Japan’s new policies represent a milestone in the country’s post-war national security strategy. However, as others have pointed out, implementation will mean dealing with some difficult issues. One is resources. Financing the new spending plans will be a major challenge and will need sustained domestic support, especially if it requires tax rises and spending cuts.
The second issue relates to whether and how the new military posture makes Japan more secure rather than places it in greater jeopardy. For all Tokyo’s insistence that its intentions are entirely peaceful, its neighbours may see its largest military build-up since World War II as a threat. Beijing has already voiced its displeasure at the new NSS, focusing particularly on its characterization of China as ‘an unprecedented strategic challenge’. North Korea and Russia have accused Japan of increasing security risks in the region with its new policies.
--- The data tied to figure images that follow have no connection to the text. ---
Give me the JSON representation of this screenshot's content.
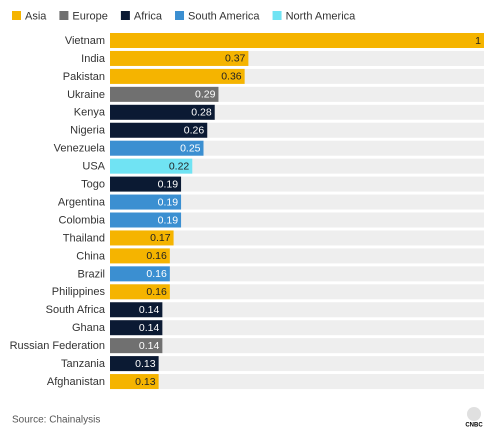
{
  "chart_data": {
    "type": "barh",
    "legend": [
      {
        "name": "Asia",
        "color": "#f5b400"
      },
      {
        "name": "Europe",
        "color": "#707070"
      },
      {
        "name": "Africa",
        "color": "#0b1a33"
      },
      {
        "name": "South America",
        "color": "#3b8fd1"
      },
      {
        "name": "North America",
        "color": "#70e3f3"
      }
    ],
    "categories": [
      "Vietnam",
      "India",
      "Pakistan",
      "Ukraine",
      "Kenya",
      "Nigeria",
      "Venezuela",
      "USA",
      "Togo",
      "Argentina",
      "Colombia",
      "Thailand",
      "China",
      "Brazil",
      "Philippines",
      "South Africa",
      "Ghana",
      "Russian Federation",
      "Tanzania",
      "Afghanistan"
    ],
    "values": [
      1,
      0.37,
      0.36,
      0.29,
      0.28,
      0.26,
      0.25,
      0.22,
      0.19,
      0.19,
      0.19,
      0.17,
      0.16,
      0.16,
      0.16,
      0.14,
      0.14,
      0.14,
      0.13,
      0.13
    ],
    "colors": [
      "#f5b400",
      "#f5b400",
      "#f5b400",
      "#707070",
      "#0b1a33",
      "#0b1a33",
      "#3b8fd1",
      "#70e3f3",
      "#0b1a33",
      "#3b8fd1",
      "#3b8fd1",
      "#f5b400",
      "#f5b400",
      "#3b8fd1",
      "#f5b400",
      "#0b1a33",
      "#0b1a33",
      "#707070",
      "#0b1a33",
      "#f5b400"
    ],
    "xlim": [
      0,
      1
    ],
    "source": "Source: Chainalysis",
    "logo": "CNBC"
  }
}
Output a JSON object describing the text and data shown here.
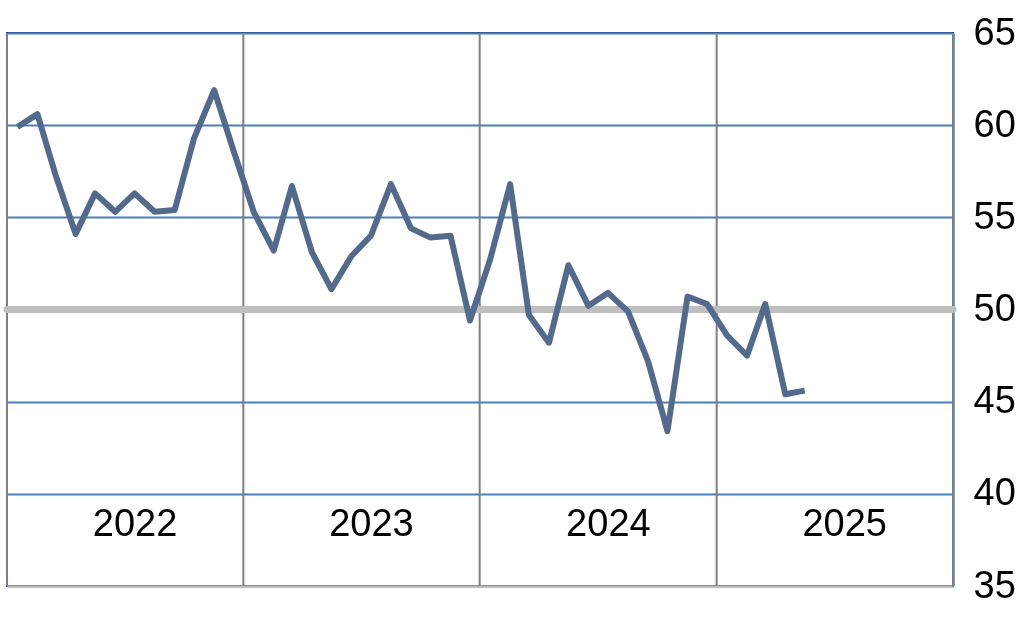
{
  "chart_data": {
    "type": "line",
    "x": [
      "2022-01",
      "2022-02",
      "2022-03",
      "2022-04",
      "2022-05",
      "2022-06",
      "2022-07",
      "2022-08",
      "2022-09",
      "2022-10",
      "2022-11",
      "2022-12",
      "2023-01",
      "2023-02",
      "2023-03",
      "2023-04",
      "2023-05",
      "2023-06",
      "2023-07",
      "2023-08",
      "2023-09",
      "2023-10",
      "2023-11",
      "2023-12",
      "2024-01",
      "2024-02",
      "2024-03",
      "2024-04",
      "2024-05",
      "2024-06",
      "2024-07",
      "2024-08",
      "2024-09",
      "2024-10",
      "2024-11",
      "2024-12",
      "2025-01",
      "2025-02",
      "2025-03",
      "2025-04",
      "2025-05"
    ],
    "series": [
      {
        "color": "#536a8c",
        "values": [
          59.9,
          60.6,
          57.3,
          54.1,
          56.3,
          55.3,
          56.3,
          55.3,
          55.4,
          59.3,
          61.9,
          58.6,
          55.3,
          53.2,
          56.7,
          53.1,
          51.1,
          52.9,
          54.0,
          56.8,
          54.4,
          53.9,
          54.0,
          49.4,
          52.7,
          56.8,
          49.7,
          48.2,
          52.4,
          50.2,
          50.9,
          49.9,
          47.2,
          43.4,
          50.7,
          50.3,
          48.6,
          47.5,
          50.3,
          45.4,
          45.6
        ]
      }
    ],
    "xlim": [
      "2021-12-16",
      "2025-12-16"
    ],
    "xticks": [
      {
        "value": "2021-12-16",
        "label": null
      },
      {
        "value": "2022-07-01",
        "label": "2022"
      },
      {
        "value": "2022-12-16",
        "label": null
      },
      {
        "value": "2023-07-01",
        "label": "2023"
      },
      {
        "value": "2023-12-16",
        "label": null
      },
      {
        "value": "2024-07-01",
        "label": "2024"
      },
      {
        "value": "2024-12-16",
        "label": null
      },
      {
        "value": "2025-07-01",
        "label": "2025"
      },
      {
        "value": "2025-12-16",
        "label": null
      }
    ],
    "ylim": [
      35,
      65
    ],
    "yticks": [
      35,
      40,
      45,
      50,
      55,
      60,
      65
    ],
    "ref_lines": [
      {
        "axis": "y",
        "value": 50,
        "color": "#bfbfbf"
      }
    ],
    "grid": true,
    "marker": "none",
    "line_style": "solid"
  }
}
At the same time, potential entanglement in zones of conflict beyond Japanese territory comes with security risks that cannot be easily dismissed. And despite its security alliance and partnerships with the USA and others, much remains to be developed regarding military interoperability and joint command and control.
Finally, Japan’s new military strategy and the broader national security strategy will also need to address the complexity of dealing with the security–economy nexus. China is Japan’s largest trading partner and trade between the two is growing. This helps to explain why Japan has been less than supportive of the Biden administration’s sweeping export control measures on semiconductors. In fact, whereas Japanese–US security cooperation has strengthened significantly in recent years, progress in the two countries’ economic relationship has been slower.
Japan evidently perceives doubling its spending on security and defence and strengthening its capability to project force beyond its borders as essential to meeting its defence needs in a deteriorating security environment. Whether it can implement these changes and what that means for Japan’s and the region’s security, only time will tell. One thing is certain: other regional powers are taking notice.